I had a great spot, too- right under some very nice shade trees!!! Too bad I didn't need them, because as predicted by the "Weather 8-Ball" it was cloudy and overcast all day, with a spattering here and there of sunshine. It was also a bit on the cool side, too. That shade would have been handy last year when I was parked smack in the middle of the place with no shade whatsoever and it was 90 degrees and sunny all day. There were three or four other big trucks there, not as many as last year. A local trucking outfit had two road tractors there, all nicely chromed out and accessorized. I always enjoy looking at "working" trucks that are well cared for. One of them had a set of locomotive air horns mounted just forward of the steps into the passenger side of the cab, just behind the steer axle. The horns were pointing out to the side of the truck. It was very obvious what they were there for, and when I said to the owner "blind spot horn, huh?" he just smiled and winked.
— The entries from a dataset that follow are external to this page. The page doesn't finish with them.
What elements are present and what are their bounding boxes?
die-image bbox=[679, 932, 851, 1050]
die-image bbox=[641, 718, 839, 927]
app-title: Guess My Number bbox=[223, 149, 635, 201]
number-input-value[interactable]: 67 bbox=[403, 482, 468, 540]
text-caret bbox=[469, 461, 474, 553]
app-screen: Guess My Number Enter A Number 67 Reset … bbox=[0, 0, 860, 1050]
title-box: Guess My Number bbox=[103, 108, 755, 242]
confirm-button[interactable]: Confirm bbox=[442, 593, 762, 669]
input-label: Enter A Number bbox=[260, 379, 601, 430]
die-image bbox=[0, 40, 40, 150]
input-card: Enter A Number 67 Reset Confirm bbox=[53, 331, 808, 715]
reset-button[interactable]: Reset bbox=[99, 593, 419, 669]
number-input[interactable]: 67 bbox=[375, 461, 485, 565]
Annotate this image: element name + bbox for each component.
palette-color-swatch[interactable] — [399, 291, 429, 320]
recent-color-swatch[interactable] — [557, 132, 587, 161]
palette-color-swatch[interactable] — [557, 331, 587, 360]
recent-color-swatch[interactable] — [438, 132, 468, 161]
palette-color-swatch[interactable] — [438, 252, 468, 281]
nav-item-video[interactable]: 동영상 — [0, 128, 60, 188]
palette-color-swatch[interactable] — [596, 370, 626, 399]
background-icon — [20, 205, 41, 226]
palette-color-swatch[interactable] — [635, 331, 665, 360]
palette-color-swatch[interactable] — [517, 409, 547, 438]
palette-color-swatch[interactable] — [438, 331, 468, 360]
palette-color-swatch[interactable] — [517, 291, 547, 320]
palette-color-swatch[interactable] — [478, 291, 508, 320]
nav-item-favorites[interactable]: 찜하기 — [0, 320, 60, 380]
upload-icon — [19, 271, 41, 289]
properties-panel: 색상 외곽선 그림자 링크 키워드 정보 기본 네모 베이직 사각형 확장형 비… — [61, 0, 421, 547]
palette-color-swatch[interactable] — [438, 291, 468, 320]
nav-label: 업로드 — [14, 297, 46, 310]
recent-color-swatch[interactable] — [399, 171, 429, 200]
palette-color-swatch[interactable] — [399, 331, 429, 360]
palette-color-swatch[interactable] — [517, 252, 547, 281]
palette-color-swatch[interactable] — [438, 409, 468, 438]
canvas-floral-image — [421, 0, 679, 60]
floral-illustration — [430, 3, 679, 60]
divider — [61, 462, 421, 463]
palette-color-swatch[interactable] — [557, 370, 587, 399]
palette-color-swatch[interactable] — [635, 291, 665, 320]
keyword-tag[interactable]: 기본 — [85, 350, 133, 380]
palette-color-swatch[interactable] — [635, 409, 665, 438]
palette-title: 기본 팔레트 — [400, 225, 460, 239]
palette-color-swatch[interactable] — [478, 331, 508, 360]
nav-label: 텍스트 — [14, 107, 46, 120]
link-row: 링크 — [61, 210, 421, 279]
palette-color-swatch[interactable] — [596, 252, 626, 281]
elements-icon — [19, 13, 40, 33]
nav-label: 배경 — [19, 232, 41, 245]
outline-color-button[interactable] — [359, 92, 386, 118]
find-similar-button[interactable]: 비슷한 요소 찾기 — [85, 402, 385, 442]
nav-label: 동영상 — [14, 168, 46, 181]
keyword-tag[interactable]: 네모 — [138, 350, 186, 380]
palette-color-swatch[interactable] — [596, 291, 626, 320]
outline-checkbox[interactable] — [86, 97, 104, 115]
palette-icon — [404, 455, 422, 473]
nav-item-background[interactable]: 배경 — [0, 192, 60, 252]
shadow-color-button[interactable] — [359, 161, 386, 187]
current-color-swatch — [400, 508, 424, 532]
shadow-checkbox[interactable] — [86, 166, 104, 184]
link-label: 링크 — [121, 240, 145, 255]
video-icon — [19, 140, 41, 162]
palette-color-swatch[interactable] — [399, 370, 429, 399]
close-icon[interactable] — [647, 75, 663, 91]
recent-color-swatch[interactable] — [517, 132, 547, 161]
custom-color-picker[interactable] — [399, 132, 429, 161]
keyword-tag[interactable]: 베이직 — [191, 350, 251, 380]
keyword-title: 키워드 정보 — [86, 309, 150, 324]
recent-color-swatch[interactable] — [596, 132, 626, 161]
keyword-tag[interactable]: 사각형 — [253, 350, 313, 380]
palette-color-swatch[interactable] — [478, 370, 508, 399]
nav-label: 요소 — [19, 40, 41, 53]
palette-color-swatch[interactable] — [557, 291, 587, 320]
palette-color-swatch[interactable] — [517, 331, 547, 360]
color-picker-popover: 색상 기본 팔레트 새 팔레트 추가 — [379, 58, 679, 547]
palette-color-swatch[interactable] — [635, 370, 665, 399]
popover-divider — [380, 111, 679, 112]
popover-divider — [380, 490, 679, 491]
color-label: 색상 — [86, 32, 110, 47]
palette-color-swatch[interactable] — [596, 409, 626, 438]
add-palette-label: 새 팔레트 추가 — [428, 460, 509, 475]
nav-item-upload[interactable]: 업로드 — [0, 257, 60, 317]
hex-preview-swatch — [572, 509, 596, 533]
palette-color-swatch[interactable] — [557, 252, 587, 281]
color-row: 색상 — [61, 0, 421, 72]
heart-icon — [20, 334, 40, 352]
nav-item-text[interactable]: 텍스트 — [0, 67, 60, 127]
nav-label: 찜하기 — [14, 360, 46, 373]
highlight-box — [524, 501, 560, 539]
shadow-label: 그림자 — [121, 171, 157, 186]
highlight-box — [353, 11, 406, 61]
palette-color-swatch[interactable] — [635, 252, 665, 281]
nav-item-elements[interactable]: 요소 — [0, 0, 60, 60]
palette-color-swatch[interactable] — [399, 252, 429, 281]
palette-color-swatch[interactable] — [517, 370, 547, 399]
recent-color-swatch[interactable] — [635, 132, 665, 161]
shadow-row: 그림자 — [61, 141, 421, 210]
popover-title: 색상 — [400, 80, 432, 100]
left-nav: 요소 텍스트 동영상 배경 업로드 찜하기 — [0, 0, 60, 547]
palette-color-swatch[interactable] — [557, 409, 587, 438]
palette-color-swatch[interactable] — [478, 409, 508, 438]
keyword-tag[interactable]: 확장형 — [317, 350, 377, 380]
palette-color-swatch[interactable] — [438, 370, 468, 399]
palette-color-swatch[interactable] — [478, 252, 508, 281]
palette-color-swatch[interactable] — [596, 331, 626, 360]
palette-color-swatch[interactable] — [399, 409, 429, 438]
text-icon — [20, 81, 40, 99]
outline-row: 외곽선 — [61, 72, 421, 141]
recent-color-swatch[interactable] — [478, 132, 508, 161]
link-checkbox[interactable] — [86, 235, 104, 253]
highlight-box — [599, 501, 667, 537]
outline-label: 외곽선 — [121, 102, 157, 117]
For those of you who drive cars and know nothing about tractor trailers, never get in their blind spot on the right side, and never, ever come up on their right-hand side when they take a wide swing in an intersection to make a right-hand turn. You'll get the locomotive horns right in your ears.

It was a nice day, with lots of cheap home made food courtesy of the church's ladies auxiliary (highly recommend the hot german bacon-potato salad and the pulled-pork barbeq sandwiches!!!) Came home with the first-place trophy for "Heavy Truck."